Norah Beatrice Lee was an eccentric who helped to raise me. One of my fond Norah memories was ‘doing Norah’s hair” which involved putting twigs and leaves on her head and any other bits of ribbon and elastic bands we could muster, plus the occasional insect. She would close her eyes during our gleeful administrations and then shake it all out. Norah was most famous in the community for never wearing shoes. Never. In all weather: snow, sleet, hail and ice she went barefoot. Having loaned my parents seed money to start their first business, Nora’s hard-cracked heels were always welcome in our home. A child of Saskatchewan’s bitter depression, Norah became the first woman to operate a digger. She was on the cover of MacLeans Magazine I was told. When people asked her the secret to her long-life, she barked, “I stay away from men and doctors!”
My great-grandmother from India was widowed at 18 with three young boys. Abstaining from men and re-marriage, she dedicated the rest of her life to her sons and my mother, She fought to keep them alive during India’s Partition. Beiji passed on her iron will and determination to my incredible mother, who has fought many a winning battle in the game of life.
My husband’s great aunt Tante Bite was the first French woman to get a PhD in Physics in France. Today I came smack upon another trail-blazer. It was at an unlikely setting, a beautiful bridal shower. I had just given a gift of trees to my friend Harmony when her mom Barb spoke up, “I was the first tree-planter, you know. *Woman* tree-planter, “she clarified, “I bet you didn’t know that,” she said with a smile. No, I didn’t know that at all. For those of you unaware of this profession, tree planters spend summers planting thousands of trees to help rectify clear-cut logging practises. Now, I grew up knowing Barbara Roberts in the community as a warm, effusive and practical soul. But I clearly hadn’t spoken to her enough. “Really!” I exclaimed, “The *very* first?” I perked up my eager ears. Barb raised her fist, emphatically as she told the tale: Her hippy-friend-tree-planters in the early 1970s wouldn’t hire her or permit her to plant with them. “Tree planting is not for women,” they shook their heads; No Way Sister. Not one to take No for an answer, Barb banged on the door of MacMillan Bloedel and insist she be given a trial. Up for the back-breaking work, Barb was hired as BC’s and perhaps Canada’s first woman tree planter in 1972. One small step that opened the gates.

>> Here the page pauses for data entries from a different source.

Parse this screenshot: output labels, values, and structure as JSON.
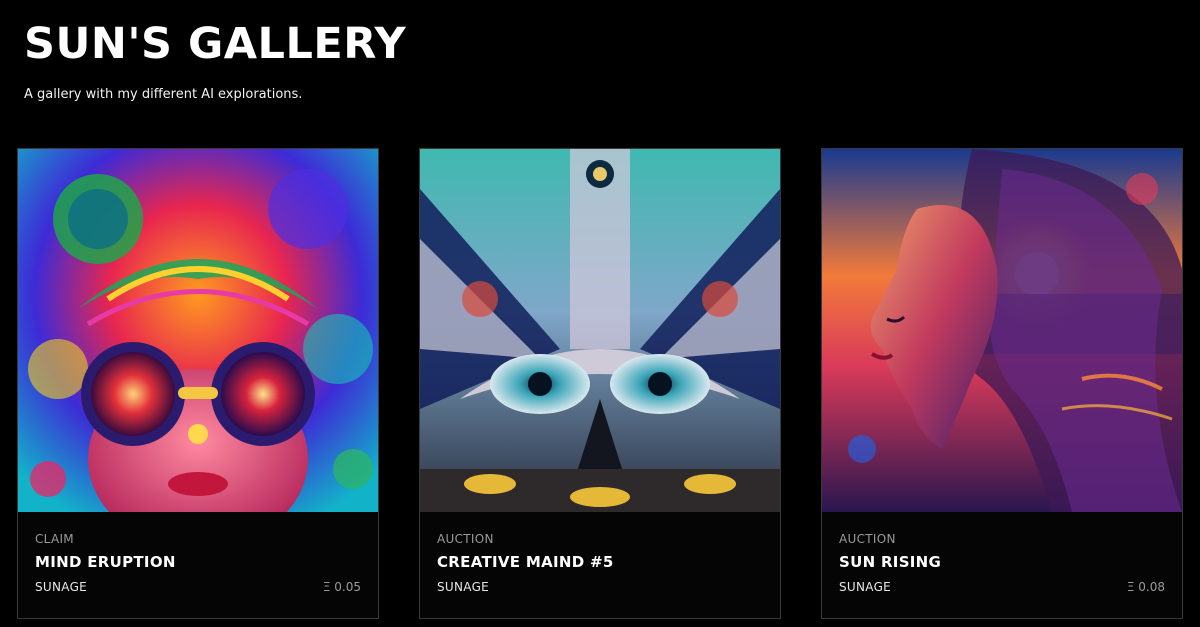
{
  "gallery": {
    "title": "SUN'S GALLERY",
    "subtitle": "A gallery with my different AI explorations."
  },
  "cards": [
    {
      "type": "CLAIM",
      "title": "MIND ERUPTION",
      "artist": "SUNAGE",
      "price": "Ξ 0.05",
      "artwork": "psychedelic-face-with-goggles"
    },
    {
      "type": "AUCTION",
      "title": "CREATIVE MAIND #5",
      "artist": "SUNAGE",
      "price": "",
      "artwork": "symmetric-mask-with-eyes"
    },
    {
      "type": "AUCTION",
      "title": "SUN RISING",
      "artist": "SUNAGE",
      "price": "Ξ 0.08",
      "artwork": "woman-profile-with-sunset"
    }
  ],
  "colors": {
    "background": "#000000",
    "card_border": "#3a3a3a",
    "muted_text": "#9a9a9a"
  }
}
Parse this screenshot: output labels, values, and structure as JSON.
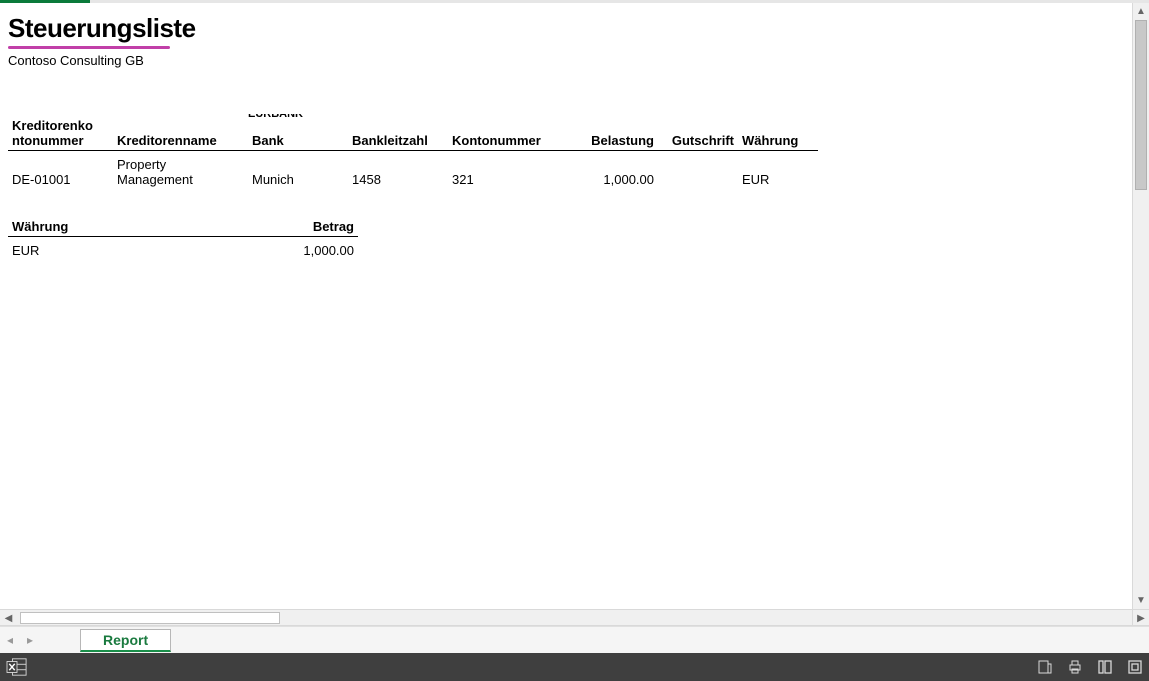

My busy friend Lucy who co-farms up in Pemberton was telling me how many organic farmers (aka Heros) she knows who are women. In these frightening times Ecocide is sad new word and the direct result of the war machines of GMO production. In these times where the GMO issue is the equivalent of last century’s “Big Tobacco,” women are stepping up for the land. Along with men of course (love men), women are saving seeds and preserving bio-diversity in the face of adversity. These farmers are nurturing the planet one precious tract of land at a time. These heroines are purifying our waters, detoxifying our Earth, allowing ecosystems to flourish. And giving bees a chance. I was recently given a medal for being a living organ donor. If I was given a medal for saving 1 life, our organic farmers should be honoured daily. I dedicate this medal to them:
Women. Fighters, nurturer’s, life-givers. We women become ecosystems of our own when motherhood comes to us through the trial and fire of labour. We sacrifice our sanity and sleep for that little helpless creature we created. On my 40th Mother’s Day as a daughter and my 11th as a mother, I salute the fighting courage of my mother and every other mother who has stood up for common sense in the face of a fair or an un-fair fight. For mothers who have fought for freedom, for change, for justice, for the meek, the voiceless and the helpless. I. Honour. You.